ISLAMABAD: Finance Minister Ishaq Dar blamed provincial governments on Wednesday for the lack of proper implementation of the seminal 18th Amendment, claiming this was why the federal government couldn’t proceed with a fresh National Finance Commission (NFC) award before presenting the budget for 2016-17.
“The implementation of the 18th Amendment remains a challenge, requiring the federal government to make regular interventions in provincial affairs in the form of subsidies, apart from giving them their due share in the federal divisible pool,” Senator Dar explained before the passage of the finance bill.
The National Assembly passed the Finance Bill 2016, along with supplementary grants for expenditures incurred in FY2015-16, worth around Rs261 billion.
The version of the money bill that was passed on Wednesday contained several amendments based mostly on recommendations made by the Senate. While some of the opposition’s concerns were incorporated, none of the opposition-sponsored amendments were passed.
Finance Bill 2016, Rs261bn supplementary grants approved
During his policy speech, Mr Dar highlighted the health and education sectors as areas where the provinces were found wanting, adding that the federal government had to come to their rescue every now and then.
He also told the house how two provinces had waited until April to nominate new members for the commission, which hampered the federal government’s efforts in proceeding with resource distribution under the NFC.
The minister expressed dissatisfaction with the collection of revenues by the provincial governments. However, Mr Dar reiterated that the postponement of the NFC award did not bar the government, constitutionally, from managing the national economy.
Several opposition lawmakers, including Leader of the Opposition Syed Khursheed Shah, had accused the government of committing a constitutional violation by not constituting a fresh award within the stipulated five-year period after the last one was finalised in December 2009.
Shedding light on the bifurcation between the federal and provincial governments regarding the collection of revenues and their distribution, Mr Dar said that through an amendment to the finance bill, it was being made mandatory for the provinces to make timely payments of the dues they owed the federation. “Payables are payables and receivables are receivables, no one can be above the law,” the minister maintained.
In response to queries about how Chinese investment specific to the China-Pakistan Economic Corridor (CPEC) was distributed among the provinces, the minister said that out of $45bn, $35bn would be spent on energy projects funded through the private sector. “Electricity produced as a result of these projects will be added to the national grid, hence the whole country will benefit,” he explained.
The minister clarified that there would be no change in CPEC’s western route, as was feared by some quarters. He also said the government was renegotiating the free trade agreement with China, signed in 2007.

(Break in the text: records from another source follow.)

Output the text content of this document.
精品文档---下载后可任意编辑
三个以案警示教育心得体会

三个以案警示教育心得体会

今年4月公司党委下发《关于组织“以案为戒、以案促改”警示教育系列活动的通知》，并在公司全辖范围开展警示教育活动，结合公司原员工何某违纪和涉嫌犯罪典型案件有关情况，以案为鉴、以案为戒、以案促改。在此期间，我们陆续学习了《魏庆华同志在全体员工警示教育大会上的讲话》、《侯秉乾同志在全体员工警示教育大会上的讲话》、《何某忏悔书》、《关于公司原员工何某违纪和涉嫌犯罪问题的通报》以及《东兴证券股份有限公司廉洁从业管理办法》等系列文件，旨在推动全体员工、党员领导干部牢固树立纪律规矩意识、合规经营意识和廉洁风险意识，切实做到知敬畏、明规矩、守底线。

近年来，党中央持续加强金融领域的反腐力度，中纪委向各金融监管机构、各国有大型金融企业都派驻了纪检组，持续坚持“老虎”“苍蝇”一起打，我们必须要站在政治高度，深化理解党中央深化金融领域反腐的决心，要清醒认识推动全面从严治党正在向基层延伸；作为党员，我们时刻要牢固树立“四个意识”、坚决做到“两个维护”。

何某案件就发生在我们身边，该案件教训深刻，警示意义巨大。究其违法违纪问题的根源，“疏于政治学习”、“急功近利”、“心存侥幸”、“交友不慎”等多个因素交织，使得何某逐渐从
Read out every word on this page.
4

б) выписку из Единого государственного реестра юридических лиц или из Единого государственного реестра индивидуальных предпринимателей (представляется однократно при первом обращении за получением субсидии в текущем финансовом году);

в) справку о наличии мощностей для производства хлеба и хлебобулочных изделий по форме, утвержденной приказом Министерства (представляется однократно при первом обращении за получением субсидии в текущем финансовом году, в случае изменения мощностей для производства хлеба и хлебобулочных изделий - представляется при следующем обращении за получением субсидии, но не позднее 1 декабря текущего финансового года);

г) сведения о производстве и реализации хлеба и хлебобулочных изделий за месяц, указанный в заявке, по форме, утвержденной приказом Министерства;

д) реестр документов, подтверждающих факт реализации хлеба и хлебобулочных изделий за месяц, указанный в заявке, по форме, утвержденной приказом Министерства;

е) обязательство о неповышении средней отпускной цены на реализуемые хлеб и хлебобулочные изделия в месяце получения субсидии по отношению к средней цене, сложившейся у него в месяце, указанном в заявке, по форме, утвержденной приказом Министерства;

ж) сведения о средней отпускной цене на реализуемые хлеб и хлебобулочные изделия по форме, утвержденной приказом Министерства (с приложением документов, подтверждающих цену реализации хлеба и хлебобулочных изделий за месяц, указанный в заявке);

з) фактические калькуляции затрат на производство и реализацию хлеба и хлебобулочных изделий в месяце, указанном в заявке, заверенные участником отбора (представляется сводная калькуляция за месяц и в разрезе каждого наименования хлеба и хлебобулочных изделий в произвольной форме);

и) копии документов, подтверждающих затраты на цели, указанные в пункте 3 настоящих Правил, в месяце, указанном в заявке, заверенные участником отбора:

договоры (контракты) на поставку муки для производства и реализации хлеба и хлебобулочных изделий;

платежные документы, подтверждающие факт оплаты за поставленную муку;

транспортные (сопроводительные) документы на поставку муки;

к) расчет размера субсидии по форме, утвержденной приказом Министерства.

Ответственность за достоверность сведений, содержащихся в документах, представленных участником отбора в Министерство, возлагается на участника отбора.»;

Referring to the government’s initiatives to bring looted money back from Swiss banks, Senator Dar said that talks were ongoing, with Swiss authorities and to become part of the multi-lateral Organisation of Economic Cooperation and Development (OECD).
He said the OECD forum, which was due to become operational in July next year, would be of great help as all its members would be able to quickly and digitally exchange information about foreign investments made by their citizens.
This statement was made in response to PTI’s Dr Arif Alvi, who reminded the minister that he had promised in 2013 to bring back the around $200bn stashed away in Swiss banks, which was more than enough to pay off the entire national debt.
Throughout the budget session, the government remained under attack for its massive borrowing, which constituted over 63pc of the GDP. Senator Dar admitted this was a serious issue, which required across-the-board consensus to bring loans down to the constitutionally-mandated 60pc of the GDP.
He said successive governments needed to make concerted efforts for effective management of the national debt.
Nothing for Gwadar
After hearing lengthy speeches about the government’s plans for the port city, the house on Wednesday heard from Gwadar MNA Sayed Essa Nori. The picture he painted was nowhere as rosy as the one painted by the treasury.
“We’re told that there is Rs 800bn in the budget for development, but Balochistan finds no mention there. There is not even a small scheme for Gwadar in this budget. Everyone who speaks on the house floor talks about the CPEC, but it is surprising that there is not a dime’s worth of allocations for Gwadar or Balochistan, where the corridor is located.”
He rued that while a port was being established in his town, there were no schemes to uplift the local population, least of all to impart skills training.
“We were hoping there would be something in this budget for the education of Gwadar’s people, but there is nothing. I understand it’s not possible to establish a university there right now, but the least you could do was give Gwadar’s youth allocations in some other university. We are being given the impression we are not important.”
He called for an end to the attitude of “otherness” towards the people of Balochistan, saying it should be replaced by an air of “inclusiveness”.